If you’re prone to ragweed allergies, you may notice the sniffles, red eyes and other day-to-day annoyances come a little early this year, due to a combination of a highly specific set of weather factors.
Across most of Canada, the summer has been marked by prolonged stretches of extreme heat and dry conditions, but in Ontario and Quebec, a well-timed (or poorly-timed, depending on how you view it) series of steady and frequent rains and humidity in recent weeks has meant the start of ragweed season may be a little more intense this year.
“It’s starting at about the same time as is typical for Ontario and Quebec, but the levels are getting a bit higher than we normally see at this time of the year,” said Dawn Jurgens, Director of Operations for Aerobiology Research Laboratories.
“Usually we don’t see such … levels like that until a little bit later in August, once it starts to cool down a little bit more. But it’s still quite warm, so we think it’s probably due to the wetness, encouraging more of the weed growth.”

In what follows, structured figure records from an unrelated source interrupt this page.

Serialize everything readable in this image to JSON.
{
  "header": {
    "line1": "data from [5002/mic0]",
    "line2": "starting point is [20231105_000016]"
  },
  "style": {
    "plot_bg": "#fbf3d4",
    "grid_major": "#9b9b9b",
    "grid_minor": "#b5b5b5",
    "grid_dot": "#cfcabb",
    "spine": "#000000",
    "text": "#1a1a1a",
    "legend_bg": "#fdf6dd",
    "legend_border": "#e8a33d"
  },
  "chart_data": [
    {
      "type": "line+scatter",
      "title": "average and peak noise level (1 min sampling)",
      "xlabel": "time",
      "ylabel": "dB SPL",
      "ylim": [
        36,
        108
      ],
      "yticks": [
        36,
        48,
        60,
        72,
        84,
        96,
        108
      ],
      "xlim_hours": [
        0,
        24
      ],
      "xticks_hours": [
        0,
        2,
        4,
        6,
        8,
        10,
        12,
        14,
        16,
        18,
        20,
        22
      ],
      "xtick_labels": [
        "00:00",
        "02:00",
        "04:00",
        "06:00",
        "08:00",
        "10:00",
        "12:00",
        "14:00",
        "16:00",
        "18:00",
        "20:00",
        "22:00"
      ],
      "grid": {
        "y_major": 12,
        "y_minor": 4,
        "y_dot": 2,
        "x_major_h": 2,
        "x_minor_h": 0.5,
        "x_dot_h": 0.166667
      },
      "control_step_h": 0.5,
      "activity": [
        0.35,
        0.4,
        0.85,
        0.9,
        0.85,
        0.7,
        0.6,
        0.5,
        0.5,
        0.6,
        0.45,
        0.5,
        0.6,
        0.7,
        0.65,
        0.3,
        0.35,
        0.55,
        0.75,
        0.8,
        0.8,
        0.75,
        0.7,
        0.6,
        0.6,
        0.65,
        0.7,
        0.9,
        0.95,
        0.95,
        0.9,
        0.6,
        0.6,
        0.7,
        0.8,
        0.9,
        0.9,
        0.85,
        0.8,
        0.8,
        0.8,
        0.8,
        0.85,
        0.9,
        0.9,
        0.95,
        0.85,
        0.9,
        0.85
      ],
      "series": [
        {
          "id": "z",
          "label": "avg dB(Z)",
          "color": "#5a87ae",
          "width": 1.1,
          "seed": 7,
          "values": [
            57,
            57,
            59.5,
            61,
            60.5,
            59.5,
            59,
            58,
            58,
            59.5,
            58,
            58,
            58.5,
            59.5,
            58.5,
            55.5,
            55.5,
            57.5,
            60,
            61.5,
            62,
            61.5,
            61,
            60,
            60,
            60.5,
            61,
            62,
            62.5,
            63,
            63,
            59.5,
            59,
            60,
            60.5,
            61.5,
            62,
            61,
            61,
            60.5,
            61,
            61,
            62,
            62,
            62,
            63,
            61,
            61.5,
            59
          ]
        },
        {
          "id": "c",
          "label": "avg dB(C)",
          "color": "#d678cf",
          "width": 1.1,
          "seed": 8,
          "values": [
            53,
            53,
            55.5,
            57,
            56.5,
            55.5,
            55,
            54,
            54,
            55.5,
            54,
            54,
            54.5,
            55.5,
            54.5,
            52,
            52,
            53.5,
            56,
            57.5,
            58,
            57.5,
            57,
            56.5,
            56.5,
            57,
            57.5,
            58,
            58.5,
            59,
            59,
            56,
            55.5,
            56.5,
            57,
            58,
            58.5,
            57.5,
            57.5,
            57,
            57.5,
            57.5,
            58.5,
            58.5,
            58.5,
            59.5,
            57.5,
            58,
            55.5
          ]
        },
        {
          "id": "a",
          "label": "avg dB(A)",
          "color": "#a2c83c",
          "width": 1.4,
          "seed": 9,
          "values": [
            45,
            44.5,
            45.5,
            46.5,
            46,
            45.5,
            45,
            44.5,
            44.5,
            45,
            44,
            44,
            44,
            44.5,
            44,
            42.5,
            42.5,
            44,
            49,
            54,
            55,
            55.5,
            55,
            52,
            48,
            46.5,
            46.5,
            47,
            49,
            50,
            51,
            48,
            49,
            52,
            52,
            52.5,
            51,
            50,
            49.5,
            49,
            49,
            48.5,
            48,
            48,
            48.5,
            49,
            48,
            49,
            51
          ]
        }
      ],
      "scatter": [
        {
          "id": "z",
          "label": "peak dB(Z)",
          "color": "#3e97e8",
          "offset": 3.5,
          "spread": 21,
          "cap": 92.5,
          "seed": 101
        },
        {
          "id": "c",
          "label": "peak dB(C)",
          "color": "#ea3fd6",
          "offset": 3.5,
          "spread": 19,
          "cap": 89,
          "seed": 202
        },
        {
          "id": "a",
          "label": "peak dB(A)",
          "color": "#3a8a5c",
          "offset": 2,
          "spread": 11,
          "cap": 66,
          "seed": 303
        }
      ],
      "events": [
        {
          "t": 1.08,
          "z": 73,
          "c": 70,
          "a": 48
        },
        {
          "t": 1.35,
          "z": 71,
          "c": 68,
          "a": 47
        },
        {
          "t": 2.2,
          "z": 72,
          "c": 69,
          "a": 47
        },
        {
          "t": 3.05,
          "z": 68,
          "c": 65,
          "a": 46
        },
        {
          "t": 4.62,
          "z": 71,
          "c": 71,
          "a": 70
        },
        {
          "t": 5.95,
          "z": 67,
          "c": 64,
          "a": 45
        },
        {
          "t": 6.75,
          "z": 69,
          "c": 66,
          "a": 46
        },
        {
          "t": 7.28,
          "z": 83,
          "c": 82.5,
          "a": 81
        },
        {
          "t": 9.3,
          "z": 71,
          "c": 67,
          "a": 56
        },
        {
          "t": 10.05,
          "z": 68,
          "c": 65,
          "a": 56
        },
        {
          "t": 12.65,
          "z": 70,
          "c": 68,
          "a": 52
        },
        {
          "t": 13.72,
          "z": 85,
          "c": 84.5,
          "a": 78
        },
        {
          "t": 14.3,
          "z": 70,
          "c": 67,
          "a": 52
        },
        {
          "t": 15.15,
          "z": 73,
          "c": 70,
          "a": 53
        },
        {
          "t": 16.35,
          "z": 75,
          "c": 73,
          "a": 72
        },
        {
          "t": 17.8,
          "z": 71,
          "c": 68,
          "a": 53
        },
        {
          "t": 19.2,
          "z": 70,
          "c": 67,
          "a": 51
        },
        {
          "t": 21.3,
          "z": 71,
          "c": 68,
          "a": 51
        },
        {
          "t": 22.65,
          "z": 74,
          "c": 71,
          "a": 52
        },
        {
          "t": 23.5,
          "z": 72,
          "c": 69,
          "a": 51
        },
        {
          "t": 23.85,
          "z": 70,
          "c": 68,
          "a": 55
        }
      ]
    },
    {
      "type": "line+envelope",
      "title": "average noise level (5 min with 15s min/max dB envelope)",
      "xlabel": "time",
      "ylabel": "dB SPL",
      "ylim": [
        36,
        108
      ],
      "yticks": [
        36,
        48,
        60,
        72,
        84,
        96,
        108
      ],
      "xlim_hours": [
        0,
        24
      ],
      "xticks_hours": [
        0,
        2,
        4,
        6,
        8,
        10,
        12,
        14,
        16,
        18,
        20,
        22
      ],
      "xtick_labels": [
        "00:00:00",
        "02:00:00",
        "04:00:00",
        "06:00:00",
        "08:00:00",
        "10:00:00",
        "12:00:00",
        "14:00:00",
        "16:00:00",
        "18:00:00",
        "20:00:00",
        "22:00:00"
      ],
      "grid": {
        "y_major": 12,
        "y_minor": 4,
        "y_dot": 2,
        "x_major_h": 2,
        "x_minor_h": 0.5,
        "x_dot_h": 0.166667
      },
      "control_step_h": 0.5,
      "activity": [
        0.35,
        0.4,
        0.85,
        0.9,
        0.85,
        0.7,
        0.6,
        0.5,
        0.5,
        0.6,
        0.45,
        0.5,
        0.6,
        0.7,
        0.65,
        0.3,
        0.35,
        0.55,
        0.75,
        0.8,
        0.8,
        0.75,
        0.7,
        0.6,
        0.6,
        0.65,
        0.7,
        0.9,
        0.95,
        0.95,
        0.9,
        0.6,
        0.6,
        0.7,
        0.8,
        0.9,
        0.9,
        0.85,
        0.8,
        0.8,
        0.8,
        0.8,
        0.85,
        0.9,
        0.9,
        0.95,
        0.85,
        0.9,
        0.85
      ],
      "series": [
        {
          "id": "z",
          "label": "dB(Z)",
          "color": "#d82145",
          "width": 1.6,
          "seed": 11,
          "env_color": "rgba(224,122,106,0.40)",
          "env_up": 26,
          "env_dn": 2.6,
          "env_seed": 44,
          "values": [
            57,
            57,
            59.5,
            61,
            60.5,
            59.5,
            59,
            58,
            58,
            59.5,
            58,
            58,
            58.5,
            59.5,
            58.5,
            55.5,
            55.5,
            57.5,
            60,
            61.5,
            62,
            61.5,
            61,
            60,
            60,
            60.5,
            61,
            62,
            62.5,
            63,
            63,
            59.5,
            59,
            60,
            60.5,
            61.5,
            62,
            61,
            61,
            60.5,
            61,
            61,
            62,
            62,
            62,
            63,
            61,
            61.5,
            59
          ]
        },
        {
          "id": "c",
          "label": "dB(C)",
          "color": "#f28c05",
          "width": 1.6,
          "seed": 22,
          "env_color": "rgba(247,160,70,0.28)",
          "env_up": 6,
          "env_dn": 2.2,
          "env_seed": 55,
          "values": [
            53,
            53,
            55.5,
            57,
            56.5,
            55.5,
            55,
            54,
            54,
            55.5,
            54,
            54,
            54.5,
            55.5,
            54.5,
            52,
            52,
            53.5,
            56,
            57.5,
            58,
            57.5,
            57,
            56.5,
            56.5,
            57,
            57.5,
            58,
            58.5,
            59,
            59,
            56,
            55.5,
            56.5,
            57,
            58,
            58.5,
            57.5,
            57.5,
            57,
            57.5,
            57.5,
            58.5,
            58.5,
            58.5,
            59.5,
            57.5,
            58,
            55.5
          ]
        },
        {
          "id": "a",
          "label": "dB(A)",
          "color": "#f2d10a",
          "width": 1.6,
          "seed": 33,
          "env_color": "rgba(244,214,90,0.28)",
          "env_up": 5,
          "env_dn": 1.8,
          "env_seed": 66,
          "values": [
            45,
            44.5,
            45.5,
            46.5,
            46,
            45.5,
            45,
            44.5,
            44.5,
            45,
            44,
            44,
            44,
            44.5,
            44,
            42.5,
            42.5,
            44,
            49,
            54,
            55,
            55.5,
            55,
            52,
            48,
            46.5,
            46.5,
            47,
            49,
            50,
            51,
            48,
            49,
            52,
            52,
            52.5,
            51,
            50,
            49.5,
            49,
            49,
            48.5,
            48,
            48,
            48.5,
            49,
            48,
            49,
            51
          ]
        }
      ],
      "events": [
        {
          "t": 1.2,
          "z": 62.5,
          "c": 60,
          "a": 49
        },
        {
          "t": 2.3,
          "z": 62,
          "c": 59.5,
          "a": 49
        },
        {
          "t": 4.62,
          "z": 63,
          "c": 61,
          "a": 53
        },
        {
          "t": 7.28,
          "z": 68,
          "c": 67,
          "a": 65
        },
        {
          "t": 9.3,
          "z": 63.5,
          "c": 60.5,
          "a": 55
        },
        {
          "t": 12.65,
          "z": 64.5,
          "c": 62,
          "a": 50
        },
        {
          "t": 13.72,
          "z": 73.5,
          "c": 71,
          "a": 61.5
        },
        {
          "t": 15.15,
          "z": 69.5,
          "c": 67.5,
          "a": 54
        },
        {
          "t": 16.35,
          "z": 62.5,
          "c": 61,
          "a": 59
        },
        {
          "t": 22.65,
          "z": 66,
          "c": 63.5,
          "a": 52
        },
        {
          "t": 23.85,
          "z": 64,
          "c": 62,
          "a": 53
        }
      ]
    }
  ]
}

The development of particular kinds of weeds like ragweed relies on the weather during their own particular growth window, rather than how the entire season leading up to it unfolds.
Ragweed, for example, won’t be found in June, and usually begins to grow some time in July, coinciding this year with the summer wet patches in Ontario and Quebec. Ragweed also occurs in Atlantic Canada and as far west as Saskatchewan, while being largely absent from Alberta and British Columbia.
As for the rest of the season, Jurgens says if warm conditions persist, and even if followed by a cool-down accompanied by regular rain, it will likely be a “fairly high” ragweed season.
“So if it’s a typical September coming up, we will probably see an average or even above-average ragweed season this year,” Jurgen says, adding that though ragweed levels do drop off, the plants can reduce pollen as late as the first frost.